I do not attach much importance to the testimony of the person who was there with the other sail boat. He certainly would give us to understand, that he was exceedingly vigilant; but he had no occasion to enter into any such inspection of the sail boat, or to remember what he saw on board, as would enable him to disprove positive evidence simply by his negative statements. Much reliance has been placed upon the size of the sail boat, and the impracticability of storing eight, to ten boxes, of the size spoken of by the pilot, on board this boat, without their being conspicuous. If the precise size and number of the boxes be taken to be fixed facts, this would afford some grounds for such a conclusion. But no witness professes to speak with precision as to the size of the boxes; and though the pilot says he thinks he counted nine boxes, he does not undertake to speak with certainty respecting the number; and the other witnesses are still less positive respecting either of these particulars. It is insisted also, that there was not room in the cabin to stow these boxes, and that the mates swear they were not there during the voyage. This may be so. But no witness says they were kept in the cabin during the *890voyage. Whether they could have been stowed in the run, under the cabin floor, or whether there was any opening in the bulkhead, between the cabin and the hold, does not appear.
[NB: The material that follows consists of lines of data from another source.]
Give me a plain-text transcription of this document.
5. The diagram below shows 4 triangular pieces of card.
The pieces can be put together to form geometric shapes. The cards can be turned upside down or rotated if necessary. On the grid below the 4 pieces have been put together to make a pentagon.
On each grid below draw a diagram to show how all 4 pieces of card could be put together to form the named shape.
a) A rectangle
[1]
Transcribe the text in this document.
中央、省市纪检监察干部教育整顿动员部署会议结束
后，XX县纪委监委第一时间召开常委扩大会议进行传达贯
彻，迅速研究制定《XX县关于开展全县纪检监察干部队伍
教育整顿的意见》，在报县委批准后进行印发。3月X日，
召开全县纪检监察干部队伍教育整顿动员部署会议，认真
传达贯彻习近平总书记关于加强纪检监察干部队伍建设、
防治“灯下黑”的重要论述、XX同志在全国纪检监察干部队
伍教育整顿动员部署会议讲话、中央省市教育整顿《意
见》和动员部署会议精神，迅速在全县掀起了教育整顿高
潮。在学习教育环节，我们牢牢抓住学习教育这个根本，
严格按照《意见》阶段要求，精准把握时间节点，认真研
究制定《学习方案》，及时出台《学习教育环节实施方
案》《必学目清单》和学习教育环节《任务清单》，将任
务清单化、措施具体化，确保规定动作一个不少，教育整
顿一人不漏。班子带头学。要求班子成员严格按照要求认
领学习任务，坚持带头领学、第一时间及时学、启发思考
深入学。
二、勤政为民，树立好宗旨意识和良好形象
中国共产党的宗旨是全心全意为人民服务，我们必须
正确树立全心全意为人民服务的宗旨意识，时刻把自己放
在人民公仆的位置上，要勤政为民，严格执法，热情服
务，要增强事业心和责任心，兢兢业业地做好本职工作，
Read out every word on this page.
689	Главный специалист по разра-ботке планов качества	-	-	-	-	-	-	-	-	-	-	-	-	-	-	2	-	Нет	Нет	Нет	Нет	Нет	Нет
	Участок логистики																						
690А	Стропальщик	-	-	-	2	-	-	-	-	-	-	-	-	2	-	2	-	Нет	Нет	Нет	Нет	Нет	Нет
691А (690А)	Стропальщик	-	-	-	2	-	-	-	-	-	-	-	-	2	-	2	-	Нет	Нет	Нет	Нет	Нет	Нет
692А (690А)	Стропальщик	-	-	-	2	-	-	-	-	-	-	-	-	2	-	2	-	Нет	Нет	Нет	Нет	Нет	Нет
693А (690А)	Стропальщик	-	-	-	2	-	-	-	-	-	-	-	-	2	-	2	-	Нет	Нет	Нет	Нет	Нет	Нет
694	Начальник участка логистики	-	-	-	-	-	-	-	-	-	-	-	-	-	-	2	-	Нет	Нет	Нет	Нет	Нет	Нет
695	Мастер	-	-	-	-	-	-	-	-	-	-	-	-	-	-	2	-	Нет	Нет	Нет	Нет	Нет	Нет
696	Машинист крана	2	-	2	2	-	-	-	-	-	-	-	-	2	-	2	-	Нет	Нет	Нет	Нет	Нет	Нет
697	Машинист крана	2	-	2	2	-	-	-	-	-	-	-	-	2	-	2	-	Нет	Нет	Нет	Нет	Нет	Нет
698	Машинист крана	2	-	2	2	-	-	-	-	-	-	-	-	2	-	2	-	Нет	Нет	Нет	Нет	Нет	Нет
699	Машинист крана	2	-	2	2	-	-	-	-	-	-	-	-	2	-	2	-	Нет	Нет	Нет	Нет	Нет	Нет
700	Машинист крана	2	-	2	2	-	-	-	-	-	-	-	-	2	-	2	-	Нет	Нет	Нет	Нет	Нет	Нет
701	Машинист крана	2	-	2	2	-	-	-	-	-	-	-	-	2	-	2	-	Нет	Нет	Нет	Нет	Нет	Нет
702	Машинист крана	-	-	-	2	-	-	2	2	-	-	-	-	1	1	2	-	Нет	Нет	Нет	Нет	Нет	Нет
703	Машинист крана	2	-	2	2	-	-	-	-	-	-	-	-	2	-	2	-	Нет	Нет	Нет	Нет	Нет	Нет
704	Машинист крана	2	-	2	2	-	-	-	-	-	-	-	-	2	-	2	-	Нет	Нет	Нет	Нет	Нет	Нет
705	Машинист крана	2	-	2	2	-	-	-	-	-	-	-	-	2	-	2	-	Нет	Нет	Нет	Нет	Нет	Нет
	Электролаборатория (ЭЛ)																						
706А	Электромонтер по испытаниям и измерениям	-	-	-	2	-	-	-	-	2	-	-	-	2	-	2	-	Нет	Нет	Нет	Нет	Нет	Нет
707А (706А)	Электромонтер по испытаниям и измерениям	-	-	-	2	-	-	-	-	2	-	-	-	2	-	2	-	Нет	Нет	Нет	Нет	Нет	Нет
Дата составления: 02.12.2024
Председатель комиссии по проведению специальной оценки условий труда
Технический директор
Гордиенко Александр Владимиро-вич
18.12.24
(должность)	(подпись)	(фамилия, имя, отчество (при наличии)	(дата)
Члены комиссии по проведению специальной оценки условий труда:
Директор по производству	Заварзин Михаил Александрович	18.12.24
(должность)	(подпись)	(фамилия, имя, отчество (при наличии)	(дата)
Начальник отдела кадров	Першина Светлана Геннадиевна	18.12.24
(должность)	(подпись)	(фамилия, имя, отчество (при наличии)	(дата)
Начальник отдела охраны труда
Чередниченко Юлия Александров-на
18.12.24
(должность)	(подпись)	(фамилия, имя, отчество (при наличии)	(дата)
I consider the attempt made to impeach the general character of Holmes for truth and veracity, not successful. It is shown that he had some unfriendly feelings towards the captain, -which detracts something from the weight of liis evidence. The same is true of the pilot, who was undoubtedly induced to complain, by the fact that he differed with the captain concerning his pilotage fees. No previous concert between him and the other two witnesses is shown; nor is there any cause to suspect any. That the pilot should have made this complaint, actuated by a desire of revenge, with no probable cause to base it on, and with the knowledge that if false, its falsehood must be effectually exposed, is to my mind improbable. But, in considering this case, I have not felt at liberty to rest my judgment merely on this comparison of the testimony. If it rested on this alone, the case would not be free from difficulty. For though there is positive evidence of three witnesses, who must be perjured if no boxes were transshipped into the sail boat, and only negative evidence on the other side, yet two of the three positive witnesses are not free from exception, and the negative evidence comes from those who might, and probably did know of the transshipment, if it took place. But the case does not depend solely on this conflicting evidence. The cook swears he saw a box opened by the master, on the passage, and cigars taken therefrom and placed in a canvas bag. There is no evidence in the case which conflicts with this statement, and the second officer confirms it in the manner already quoted. Yet no cigars were found on board the vessel when it was seized, on the day after she was entered, and none were placed on the manifest, even as ship’s stores. When and where were they landed? What quantity was purchased in Cuba? To these questions the evidence on the part of the claimant should have afforded some satisfactory answer. None is attempted.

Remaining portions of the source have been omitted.